3- Decisões baseadas em dados
A capacidade de tomar decisões com base em dados integrados é apontada como uma vantagem competitiva. A Aon afirma que a fusão de informações sobre compensação, benefícios, saúde e desempenho permite:
- Identificar padrões que isoladamente passariam despercebidos, como o facto de 60% dos trabalhadores com pedidos de compensação por acidentes também apresentarem condições crónicas de saúde;
- Antecipar custos futuros, melhorar a planeamento e desenhar programas de apoio mais eficazes.
4- Transparência salarial
A transparência salarial deixou de ser uma opção para se tornar uma exigência. Segundo a Aon, quase 47% dos trabalhadores indicam que um salário acima da média e benefícios significativos são o principal fator na escolha de um empregador.
A Diretiva Europeia da Transparência Salarial deverá ser transposta pelos Estados-membros até 7 de junho de 2026. Exige que as empresas publiquem critérios objetivos de remuneração, reduzindo lacunas injustificadas e promovendo maior equidade entre géneros e grupos profissionais.

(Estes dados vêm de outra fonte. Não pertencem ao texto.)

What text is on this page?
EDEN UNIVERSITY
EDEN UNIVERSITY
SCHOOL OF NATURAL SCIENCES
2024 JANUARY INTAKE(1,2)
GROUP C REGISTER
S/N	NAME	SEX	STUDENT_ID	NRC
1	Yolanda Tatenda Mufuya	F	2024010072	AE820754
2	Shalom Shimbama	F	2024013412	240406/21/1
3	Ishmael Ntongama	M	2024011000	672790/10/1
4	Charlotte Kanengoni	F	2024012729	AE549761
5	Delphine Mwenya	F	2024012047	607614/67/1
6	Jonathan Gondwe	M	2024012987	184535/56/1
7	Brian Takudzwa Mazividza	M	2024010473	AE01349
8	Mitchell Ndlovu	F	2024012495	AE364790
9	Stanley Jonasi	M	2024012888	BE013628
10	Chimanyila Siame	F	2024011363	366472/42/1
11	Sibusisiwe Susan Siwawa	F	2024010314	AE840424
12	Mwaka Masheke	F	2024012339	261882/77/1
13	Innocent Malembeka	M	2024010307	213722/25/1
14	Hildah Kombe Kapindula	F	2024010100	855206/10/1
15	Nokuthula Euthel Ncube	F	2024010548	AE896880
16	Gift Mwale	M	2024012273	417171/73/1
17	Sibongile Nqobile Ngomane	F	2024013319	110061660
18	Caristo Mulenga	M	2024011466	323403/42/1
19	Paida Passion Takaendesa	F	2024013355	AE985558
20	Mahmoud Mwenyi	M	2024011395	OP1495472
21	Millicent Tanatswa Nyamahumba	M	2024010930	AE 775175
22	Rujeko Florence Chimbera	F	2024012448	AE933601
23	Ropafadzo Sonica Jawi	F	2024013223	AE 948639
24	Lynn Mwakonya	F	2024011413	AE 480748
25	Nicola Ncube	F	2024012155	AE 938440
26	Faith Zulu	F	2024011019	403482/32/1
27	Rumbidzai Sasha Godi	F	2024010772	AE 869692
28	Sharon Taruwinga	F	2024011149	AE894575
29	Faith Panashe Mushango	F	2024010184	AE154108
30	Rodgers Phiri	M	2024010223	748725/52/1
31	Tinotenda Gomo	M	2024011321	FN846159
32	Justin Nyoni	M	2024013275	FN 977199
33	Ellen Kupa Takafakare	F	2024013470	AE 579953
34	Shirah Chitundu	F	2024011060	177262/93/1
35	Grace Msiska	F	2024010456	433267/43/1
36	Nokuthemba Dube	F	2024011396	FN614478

5- Longevidade e equipas multigeracionais
O artigo da Aon indica que, nas próximas décadas, a proporção de pessoas com 65 anos ou mais deverá praticamente duplicar, criando desafios tanto para sistemas públicos como para políticas empresariais.
Desta evolução decorrem várias implicações:
- As carreiras lineares tornam-se menos frequentes, elevando a importância de modelos de aprendizagem ao longo da vida;
- Equipas multigeracionais exigem novos modos de liderança, desenvolvimento e sucessão.
As organizações são incentivadas a rever benefícios de aposentação e a promover transições mais graduais, integrando a longevidade nas suas estratégias de retenção e liderança futura.
Pela voz de Marinus van Driel, líder global de Human Capital Advisory da Aon, a análise deixa claro que esta transformação não é apenas tecnológica, mas profundamente humana. Num contexto em que a IA pode tornar algumas funções obsoletas, reforça que a confiança será determinante: “Os colaboradores precisam de confiança de que, se estiverem a usar tecnologia que possa torná-los obsoletos nas suas funções atuais, serão recompensados por terem outra função para a qual possam transitar”.